Senate Rejects School Voucher Amendment

March 25, 2013

As you might have heard, the United States Senate this past weekend conducted a 13-hour voting session during which it considered dozens of proposed amendments to the 2014 Senate Budget Resolution (S. Con. Res. 8).

The session, commonly referred to as a “vote-a-rama,” began Friday around 4 p.m., and ended Saturday around 5 a.m. The Senate weighed in on 70 amendments before finally passing its first budget in four years. 

Three of the more than 400 proposed amendments concerned federal school voucher or similar programs that would allow taxpayer dollars intended for the public school system to support private and religious schools: Amendment #515, sponsored by Sen. Lamar Alexander (R-TN); Amendment #290, sponsored by Sen. Marco Rubio (R-FL); and Amendment #201, sponsored by Sen. Ted Cruz (R-TX). 

The Center for Inquiry (CFI) was well aware of these efforts, and joined the National Coalition for Public Education (NCPE) last week in writing every senator to vote down these or any similar last-second amendments. We followed up those letters with calls to every senator’s office. 

We also urged our members to contact their senators and tell them to vote “no” on any voucher amendments. 

Today, I am glad to report that the Senate considered only one of the three proposed school voucher amendments, Amendment #515, which it soundly rejected by a vote of 60-39. 

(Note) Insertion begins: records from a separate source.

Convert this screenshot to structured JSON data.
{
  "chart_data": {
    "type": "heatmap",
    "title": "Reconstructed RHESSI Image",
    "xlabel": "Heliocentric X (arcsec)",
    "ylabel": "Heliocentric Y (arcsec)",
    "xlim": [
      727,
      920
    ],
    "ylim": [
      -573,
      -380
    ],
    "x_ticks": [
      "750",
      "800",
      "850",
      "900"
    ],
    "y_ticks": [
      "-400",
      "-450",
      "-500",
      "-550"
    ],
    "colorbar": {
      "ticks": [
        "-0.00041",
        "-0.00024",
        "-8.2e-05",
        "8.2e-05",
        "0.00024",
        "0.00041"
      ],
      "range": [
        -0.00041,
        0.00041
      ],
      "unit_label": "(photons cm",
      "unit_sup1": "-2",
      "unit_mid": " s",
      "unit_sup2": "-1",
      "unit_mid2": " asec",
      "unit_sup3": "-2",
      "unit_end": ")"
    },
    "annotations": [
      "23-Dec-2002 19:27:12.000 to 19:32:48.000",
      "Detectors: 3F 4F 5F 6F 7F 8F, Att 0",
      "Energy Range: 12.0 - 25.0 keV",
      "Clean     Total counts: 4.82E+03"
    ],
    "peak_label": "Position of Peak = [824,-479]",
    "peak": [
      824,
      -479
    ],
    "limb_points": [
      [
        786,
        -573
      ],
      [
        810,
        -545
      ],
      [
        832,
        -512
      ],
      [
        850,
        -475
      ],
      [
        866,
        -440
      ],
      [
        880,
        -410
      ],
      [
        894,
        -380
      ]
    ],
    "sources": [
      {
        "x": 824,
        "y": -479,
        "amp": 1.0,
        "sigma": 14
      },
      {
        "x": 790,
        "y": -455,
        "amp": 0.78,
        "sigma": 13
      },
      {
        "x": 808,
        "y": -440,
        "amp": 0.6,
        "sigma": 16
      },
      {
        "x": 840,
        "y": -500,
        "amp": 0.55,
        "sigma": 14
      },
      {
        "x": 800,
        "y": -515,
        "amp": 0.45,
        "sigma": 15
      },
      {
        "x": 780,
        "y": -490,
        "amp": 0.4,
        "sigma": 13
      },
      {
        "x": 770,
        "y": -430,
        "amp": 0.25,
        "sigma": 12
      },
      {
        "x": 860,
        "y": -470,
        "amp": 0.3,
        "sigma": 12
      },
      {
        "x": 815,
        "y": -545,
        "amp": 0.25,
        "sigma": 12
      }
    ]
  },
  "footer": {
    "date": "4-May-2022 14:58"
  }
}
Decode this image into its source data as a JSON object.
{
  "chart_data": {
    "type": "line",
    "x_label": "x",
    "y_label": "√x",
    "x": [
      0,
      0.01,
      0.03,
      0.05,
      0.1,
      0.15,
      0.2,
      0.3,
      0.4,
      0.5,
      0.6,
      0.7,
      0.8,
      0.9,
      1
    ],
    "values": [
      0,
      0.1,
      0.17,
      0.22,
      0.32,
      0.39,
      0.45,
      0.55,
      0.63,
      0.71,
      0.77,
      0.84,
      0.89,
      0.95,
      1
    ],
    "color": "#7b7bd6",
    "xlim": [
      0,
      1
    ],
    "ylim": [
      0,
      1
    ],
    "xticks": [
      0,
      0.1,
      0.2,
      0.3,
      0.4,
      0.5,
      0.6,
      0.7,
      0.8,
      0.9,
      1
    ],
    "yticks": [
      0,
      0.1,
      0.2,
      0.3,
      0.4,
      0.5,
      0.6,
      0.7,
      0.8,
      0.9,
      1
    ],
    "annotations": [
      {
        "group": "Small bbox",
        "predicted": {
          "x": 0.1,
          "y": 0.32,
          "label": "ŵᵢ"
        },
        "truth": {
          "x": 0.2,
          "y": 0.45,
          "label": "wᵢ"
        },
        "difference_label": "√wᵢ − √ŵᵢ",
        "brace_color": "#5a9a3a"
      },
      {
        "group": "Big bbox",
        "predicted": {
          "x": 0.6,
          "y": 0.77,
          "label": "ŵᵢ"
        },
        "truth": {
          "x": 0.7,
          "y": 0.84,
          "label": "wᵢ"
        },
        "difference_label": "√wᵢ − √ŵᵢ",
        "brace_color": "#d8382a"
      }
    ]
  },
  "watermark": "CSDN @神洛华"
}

The reason the Senate considered only one of the three proposed voucher amendments is likely the result of the first vote. Sixty represented a significant number of votes against in a session where most of the votes were much closer, for example, 50 to 49 or 54 to 45.
I am also glad to report that Sen. Tom Harkin (D-IA) — a Roman Catholic who delivered a video address at the Reason Rally — spoke out against the measure during floor debate. 
This result is at least partially a consequence of the collective efforts of the member organizations of the NCPE, and the thousands of people who filled out action alerts and contacted their senators.
A win for secularism: the perfect start to the work week.